Candidatures - 08/05/2018

Pour le Mondial 2026, le Maroc laisse échapper les voix

La cloche du dernier tour a sonné dans la course au Mondial de football en 2026. A 5 semaines du vote, prévu le 13 juin à Moscou, les deux équipes de candidature avalent les kilomètres pour convaincre les votants de leur accorder leurs suffrages.

Une délégation du Maroc, conduite son directeur général, Hicham El Amrani, sillonne l’Europe. Elle a rencontré la semaine passée à Copenhague les représentants des fédérations danoise, finlandaise, suédoise, norvégienne et islandaise. Selon les médias marocains, l’opération aurait été un succès.

 

En face, le trio américain formé des Etats-Unis, du Canada et du Mexique a fait une étape prolongée en Asie. Carlos Cordeiro, le co-président du comité de candidature, annonce avoir présenté le dossier à une douzaine de fédérations asiatiques lors d’une réunion en Indonésie.

 

Pour la première fois depuis le début de la campagne, les deux camps vont se croiser ce mardi 8 mai à Bruxelles. L’occasion: le congrès annuel de l’Association internationale de la presse sportive (AIPS). Marocains et Américains vont faire face aux questions d’une assistance constituée de 200 journalistes venus d’une centaine de pays, réunis pour 4 jours à l’hôtel Plaza.

 

Côté américain, les récents tweets de Donald Trump, ridiculement maladroits, ont l’allure d’un cadeau empoisonné. Le Maroc pourrait en tirer avantage. Mais, curieusement, la candidature africaine traverse une zone de gros temps. Elle perdrait des voix dans son propre camp.

 

Lundi 7 mai, l’Afrique du Sud lui a violemment claqué la porte au nez. La Fédération sud-africaine de football avait, dans un premier temps, affiché son soutien au dossier marocain. Son président, Danny Jordaan, avait annoncé le 16 avril que le pays voterait en faveur d’une candidature présentée comme celle de tout le continent. Puis il a fait marche arrière.

 

Lundi, la ministre sud-africaine des Sports, Tokozile Xasa, a enfoncé le clou. « Nous sommes très clairs sur le fait que nous ne pouvons pas soutenir le Maroc, a-t-elle déclaré, citée par le média sud-africain Times LIVE. Notre parlement a été très clair à cet égard, c’est le mandat du pays et c’est une obligation pour les organismes sportifs de comprendre l’agenda du pays.
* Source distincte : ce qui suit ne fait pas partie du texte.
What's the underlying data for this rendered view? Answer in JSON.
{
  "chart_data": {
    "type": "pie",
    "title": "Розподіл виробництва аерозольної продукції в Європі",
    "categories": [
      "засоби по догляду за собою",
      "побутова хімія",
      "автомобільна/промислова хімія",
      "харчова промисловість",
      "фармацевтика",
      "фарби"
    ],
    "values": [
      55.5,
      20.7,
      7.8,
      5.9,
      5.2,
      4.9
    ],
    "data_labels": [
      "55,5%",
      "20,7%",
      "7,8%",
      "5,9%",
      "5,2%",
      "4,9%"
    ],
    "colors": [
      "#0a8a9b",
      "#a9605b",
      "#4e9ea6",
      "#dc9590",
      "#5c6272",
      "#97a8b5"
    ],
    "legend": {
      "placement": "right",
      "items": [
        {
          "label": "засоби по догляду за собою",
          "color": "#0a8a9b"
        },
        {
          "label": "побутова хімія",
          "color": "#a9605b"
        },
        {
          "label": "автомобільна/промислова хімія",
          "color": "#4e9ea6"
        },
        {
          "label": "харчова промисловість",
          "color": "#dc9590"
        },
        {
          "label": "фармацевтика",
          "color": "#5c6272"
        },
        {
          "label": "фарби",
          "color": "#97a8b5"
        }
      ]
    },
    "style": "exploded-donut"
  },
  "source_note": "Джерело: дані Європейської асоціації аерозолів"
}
Vous ne pouvez pas, simplement parce que vous avez de l’expérience dans les affaires de la FIFA, être en faveur d’une nation qui va à l’encontre du mandat de votre propre pays. »

 

En vertu des relations diplomatiques très tendues entre le Maroc et l’Afrique du Sud depuis plusieurs années, la candidature marocaine perd le soutien du seul pays africain ayant déjà accueilli le Mondial. Fâcheux.

 

Autre couac: le Bahreïn et l’Arabie saoudite, deux pays islamiques, auraient eux aussi tourné le dos au Maroc. Le prince héritier du Bahreïn a reçu en audience privée, dimanche dernier au palais royal d’Al Manama, une délégation du comité de candidature américain. Selon plusieurs médias locaux, le prince Salmane n’a pas manifesté explicitement son soutien au dossier United 2026, mais il a salué « les relations très étroites » que le Bahreïn entretiens avec les trois pays, avant de souhaiter « la réussite de leur visite au Bahreïn« . Une formule derrière laquelle les habitués du genre devinent la promesse d’un vote en faveur du trio américain lors du prochain congrès de la FIFA.

 

Quant à l’Arabie saoudite, elle a exprimé plus directement son changement de veste. Interrogé par CNN, Turki Al-Sheikh, le président de la Fédération saoudienne de football, a expliqué: « Nous travaillons pour l’intérêt de l’Arabie saoudite. Nous n’avons pas encore adopté de position, mais les intérêts de l’Arabie saoudite priment. Les Etats-Unis font partie de nos alliés les plus puissants. Et nous sommes le leur au Moyen-Orient. » Un effet Trump? Peut-être.